THE Selinger government has picked May 1 as the date cyclists under 18 must wear a proper helmet or risk a $50 fine, depending on their age.
The bicycle-helmet law is aimed at getting more young people to protect themselves from head injuries due to minor spills.
Healthy Living, Seniors and Consumer Affairs Minister Jim Rondeau said Wednesday the law also aims to get more parents wearing a helmet when riding with their kids and to educate other adults about the preventive benefits of helmet use while biking.
The province says wearing a helmet while cycling can reduce the chance of serious head and brain injury more than 85 per cent.
"A lot of kids have non-contact accidents," Rondeau said. "They hit a bump, they fall and they hit their head. This law prevents those injuries.
"But more and more people are wearing bike helmets. I hope this gets the numbers from 30 and 40 per cent to over to 50 and 60 per cent. It's a continued evolution."

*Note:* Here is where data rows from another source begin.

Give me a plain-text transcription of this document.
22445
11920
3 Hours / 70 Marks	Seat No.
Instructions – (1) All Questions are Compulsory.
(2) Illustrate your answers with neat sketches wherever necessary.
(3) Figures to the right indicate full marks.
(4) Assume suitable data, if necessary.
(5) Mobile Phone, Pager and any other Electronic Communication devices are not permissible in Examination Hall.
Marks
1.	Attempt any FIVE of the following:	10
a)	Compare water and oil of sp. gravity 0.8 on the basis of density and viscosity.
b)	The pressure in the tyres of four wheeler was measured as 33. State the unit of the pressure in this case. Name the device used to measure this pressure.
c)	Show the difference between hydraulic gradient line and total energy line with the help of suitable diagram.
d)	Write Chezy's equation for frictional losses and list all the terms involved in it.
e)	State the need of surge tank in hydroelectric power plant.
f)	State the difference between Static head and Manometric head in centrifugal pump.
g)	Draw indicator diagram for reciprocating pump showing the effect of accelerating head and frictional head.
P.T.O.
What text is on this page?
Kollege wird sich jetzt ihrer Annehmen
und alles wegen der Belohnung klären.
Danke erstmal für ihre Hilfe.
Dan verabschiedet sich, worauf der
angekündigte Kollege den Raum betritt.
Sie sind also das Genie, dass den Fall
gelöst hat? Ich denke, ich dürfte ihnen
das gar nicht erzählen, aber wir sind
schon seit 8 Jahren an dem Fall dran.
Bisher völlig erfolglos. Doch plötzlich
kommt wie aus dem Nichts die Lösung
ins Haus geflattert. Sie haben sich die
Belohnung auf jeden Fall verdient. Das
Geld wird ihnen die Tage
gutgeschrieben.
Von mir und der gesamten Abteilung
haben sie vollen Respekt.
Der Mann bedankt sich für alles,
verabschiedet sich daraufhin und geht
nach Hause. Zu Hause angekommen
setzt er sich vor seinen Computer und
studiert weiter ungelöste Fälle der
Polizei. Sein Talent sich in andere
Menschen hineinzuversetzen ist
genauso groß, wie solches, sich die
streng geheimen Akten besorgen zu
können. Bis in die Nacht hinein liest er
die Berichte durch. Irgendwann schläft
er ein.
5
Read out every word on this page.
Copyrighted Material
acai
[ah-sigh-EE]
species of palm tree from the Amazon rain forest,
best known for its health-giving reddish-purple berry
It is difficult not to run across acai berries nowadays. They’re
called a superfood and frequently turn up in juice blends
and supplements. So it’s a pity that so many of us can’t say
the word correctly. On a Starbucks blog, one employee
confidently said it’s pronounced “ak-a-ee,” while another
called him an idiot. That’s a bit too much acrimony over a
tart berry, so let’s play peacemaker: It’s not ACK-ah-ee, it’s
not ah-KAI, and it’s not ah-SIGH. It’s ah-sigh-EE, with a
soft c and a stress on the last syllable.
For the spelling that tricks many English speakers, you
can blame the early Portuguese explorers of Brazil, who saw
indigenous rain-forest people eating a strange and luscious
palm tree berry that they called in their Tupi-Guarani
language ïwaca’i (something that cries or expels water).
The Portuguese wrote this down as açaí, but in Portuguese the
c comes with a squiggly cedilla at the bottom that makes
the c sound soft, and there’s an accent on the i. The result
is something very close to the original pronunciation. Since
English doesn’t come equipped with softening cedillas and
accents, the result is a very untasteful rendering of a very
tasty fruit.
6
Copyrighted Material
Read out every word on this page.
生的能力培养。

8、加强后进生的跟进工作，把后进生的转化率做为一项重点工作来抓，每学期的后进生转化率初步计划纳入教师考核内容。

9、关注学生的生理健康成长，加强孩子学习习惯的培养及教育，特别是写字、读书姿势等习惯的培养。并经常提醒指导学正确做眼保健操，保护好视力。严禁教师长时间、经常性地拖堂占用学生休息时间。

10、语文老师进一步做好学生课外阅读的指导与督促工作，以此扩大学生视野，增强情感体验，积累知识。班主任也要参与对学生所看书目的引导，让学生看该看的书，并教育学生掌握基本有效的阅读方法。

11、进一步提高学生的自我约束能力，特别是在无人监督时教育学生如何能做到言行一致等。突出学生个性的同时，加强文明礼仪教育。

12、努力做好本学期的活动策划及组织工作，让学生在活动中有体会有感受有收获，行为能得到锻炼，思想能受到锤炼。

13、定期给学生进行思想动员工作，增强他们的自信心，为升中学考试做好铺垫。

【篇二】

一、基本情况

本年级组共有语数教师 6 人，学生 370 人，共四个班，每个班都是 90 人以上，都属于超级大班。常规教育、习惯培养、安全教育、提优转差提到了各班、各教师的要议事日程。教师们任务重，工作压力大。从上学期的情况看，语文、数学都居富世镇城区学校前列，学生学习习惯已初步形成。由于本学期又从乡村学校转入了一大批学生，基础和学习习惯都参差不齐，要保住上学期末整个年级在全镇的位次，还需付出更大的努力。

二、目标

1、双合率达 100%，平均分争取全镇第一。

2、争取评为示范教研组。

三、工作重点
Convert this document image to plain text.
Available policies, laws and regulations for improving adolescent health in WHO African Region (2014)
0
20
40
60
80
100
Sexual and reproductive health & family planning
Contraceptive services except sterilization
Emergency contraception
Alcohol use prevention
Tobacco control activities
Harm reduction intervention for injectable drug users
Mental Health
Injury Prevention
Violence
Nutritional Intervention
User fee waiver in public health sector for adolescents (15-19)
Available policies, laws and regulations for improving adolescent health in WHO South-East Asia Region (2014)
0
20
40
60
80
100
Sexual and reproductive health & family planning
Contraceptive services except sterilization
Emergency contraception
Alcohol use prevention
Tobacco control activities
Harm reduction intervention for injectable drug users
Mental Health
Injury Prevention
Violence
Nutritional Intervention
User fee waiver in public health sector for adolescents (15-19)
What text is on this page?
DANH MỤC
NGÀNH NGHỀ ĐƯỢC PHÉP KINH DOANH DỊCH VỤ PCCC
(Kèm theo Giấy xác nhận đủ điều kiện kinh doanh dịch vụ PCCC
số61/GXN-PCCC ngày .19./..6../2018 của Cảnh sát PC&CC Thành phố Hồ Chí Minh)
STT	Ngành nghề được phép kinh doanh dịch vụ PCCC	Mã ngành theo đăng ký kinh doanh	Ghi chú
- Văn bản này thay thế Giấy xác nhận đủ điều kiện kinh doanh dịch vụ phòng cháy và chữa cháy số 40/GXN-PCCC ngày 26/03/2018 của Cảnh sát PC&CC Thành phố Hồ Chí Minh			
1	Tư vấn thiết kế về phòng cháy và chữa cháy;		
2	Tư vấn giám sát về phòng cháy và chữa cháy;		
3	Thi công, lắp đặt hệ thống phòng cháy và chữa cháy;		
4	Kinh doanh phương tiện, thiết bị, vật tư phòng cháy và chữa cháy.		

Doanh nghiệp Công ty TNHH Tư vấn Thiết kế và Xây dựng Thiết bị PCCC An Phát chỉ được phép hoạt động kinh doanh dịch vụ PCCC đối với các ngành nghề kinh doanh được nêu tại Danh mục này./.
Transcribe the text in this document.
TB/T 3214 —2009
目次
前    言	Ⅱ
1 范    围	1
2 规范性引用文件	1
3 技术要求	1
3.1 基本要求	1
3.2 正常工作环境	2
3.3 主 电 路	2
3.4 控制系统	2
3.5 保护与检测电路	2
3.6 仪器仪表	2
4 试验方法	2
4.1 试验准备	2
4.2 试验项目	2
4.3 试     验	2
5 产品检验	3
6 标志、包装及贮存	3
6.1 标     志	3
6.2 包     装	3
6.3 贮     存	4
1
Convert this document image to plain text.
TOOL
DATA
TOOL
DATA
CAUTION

Though the law requires all Manitobans under 18 to wear a helmet when cycling or riding in anything attached to or towed by a bicycle, it says children under 14 will not be ticketed or fined. However, a ticket can be issued to parents or guardians if they do not ensure their children wear suitable protective helmets.
First-time offenders caught not wearing a helmet can have the fine waived if they complete an online bicycle-helmet safety course. The course includes a bike-helmet video and questions related to bike-helmet safety. If the course is completed, the ticket will be dismissed.
The province also picked May 1 as the date bicycle helmets would be exempt from the provincial sales tax, which will rise one percentage point to eight per cent July 1.
But the May 1 date was not communicated to retailers, Retail Council of Canada Prairie region director Lanny McInnes said.
In a bulletin outlining taxation changes in the new budget, the province told them to prepare for July 1, McInnes said. He said retailers only learned of the May 1 helmet-exemption date through Rondeau's news release, not from a Finance Department bulletin.
McInnes said retailers who sell bicycle helmets now have a short window and an additional cost to adjust their systems to the earlier date.